In 2012, the finance and industry news portal Zawya was sold to Reuters for a reported $40m, while in 2009, Yahoo, then the second-most popular internet search engine, bought Maktoob.com for about $165m.

The report is based on a survey of more than 100 company founders from 12 countries, who have raised about $114m between them. Most (86 per cent) of these were still in the early pre-seed or seed capital funding stages and took seven months on average to complete their last fund-raising.
Nearly seven in ten start-ups approached up to ten investors to raise their most recent funding, it added.
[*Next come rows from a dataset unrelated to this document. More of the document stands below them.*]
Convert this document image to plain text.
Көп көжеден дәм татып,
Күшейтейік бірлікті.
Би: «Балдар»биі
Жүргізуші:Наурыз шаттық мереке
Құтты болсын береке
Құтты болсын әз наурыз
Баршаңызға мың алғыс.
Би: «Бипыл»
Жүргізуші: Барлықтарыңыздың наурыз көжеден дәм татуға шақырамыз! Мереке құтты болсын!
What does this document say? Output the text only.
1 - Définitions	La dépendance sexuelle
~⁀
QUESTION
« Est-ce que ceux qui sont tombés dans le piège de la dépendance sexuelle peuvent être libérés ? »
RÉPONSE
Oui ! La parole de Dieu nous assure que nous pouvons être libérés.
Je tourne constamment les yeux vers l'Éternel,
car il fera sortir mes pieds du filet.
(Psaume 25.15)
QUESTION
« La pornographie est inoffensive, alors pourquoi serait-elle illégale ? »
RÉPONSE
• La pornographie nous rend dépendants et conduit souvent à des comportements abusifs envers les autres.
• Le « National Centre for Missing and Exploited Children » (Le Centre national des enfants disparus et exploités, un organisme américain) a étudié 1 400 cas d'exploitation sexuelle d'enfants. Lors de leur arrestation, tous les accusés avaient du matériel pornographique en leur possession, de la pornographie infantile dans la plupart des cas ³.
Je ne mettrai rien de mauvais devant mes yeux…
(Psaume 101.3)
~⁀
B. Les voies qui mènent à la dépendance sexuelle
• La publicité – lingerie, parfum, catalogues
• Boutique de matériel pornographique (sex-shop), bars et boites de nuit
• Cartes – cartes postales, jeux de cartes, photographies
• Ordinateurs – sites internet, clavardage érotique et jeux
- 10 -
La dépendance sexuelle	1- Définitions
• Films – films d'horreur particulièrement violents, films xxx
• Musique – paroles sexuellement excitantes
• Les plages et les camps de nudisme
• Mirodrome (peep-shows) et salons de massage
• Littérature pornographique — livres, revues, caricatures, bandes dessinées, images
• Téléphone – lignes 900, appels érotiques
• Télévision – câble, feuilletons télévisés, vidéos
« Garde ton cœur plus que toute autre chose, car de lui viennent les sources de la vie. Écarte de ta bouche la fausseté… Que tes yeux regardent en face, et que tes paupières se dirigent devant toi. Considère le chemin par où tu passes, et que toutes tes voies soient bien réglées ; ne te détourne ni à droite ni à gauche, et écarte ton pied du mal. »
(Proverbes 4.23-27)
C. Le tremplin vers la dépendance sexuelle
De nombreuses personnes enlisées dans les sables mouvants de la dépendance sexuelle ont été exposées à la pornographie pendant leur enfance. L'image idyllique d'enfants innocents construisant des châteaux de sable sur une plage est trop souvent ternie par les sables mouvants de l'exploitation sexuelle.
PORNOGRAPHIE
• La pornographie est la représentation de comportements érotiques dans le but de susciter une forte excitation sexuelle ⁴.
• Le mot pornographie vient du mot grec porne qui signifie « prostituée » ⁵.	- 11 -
Hiring the right talent in Mena has also proved an uphill task, with nearly 62 per cent of the respondents admitting it was “one of the major challenges” in their entrepreneurial journey. Regional start-ups faced two major roadblocks to hiring quality people — “lack of specialised skills” in some sectors and the “inability to compete on salaries”, said the report.

Scaling business is the major focus of start-ups. More than 80 per cent of the founders focused on optimising for growth over profitability, according to the report’s findings. Eighty-four per cent of start-ups have in-house tech teams to diversify their products and services.

“This report really digs into the start-up founder’s journey and the challenges they are facing. We hope this acts as an eye-opener to any decision-maker and becomes a basis for future studies in this space,” said Philip Bahoshy, founder of Magnitt.

Silicon Valley’s 500 Startups, which has a Mena investment team, has been the most active venture capital firm in the region, according to the report. It has invested in more than 100 regional start-ups in the last two years.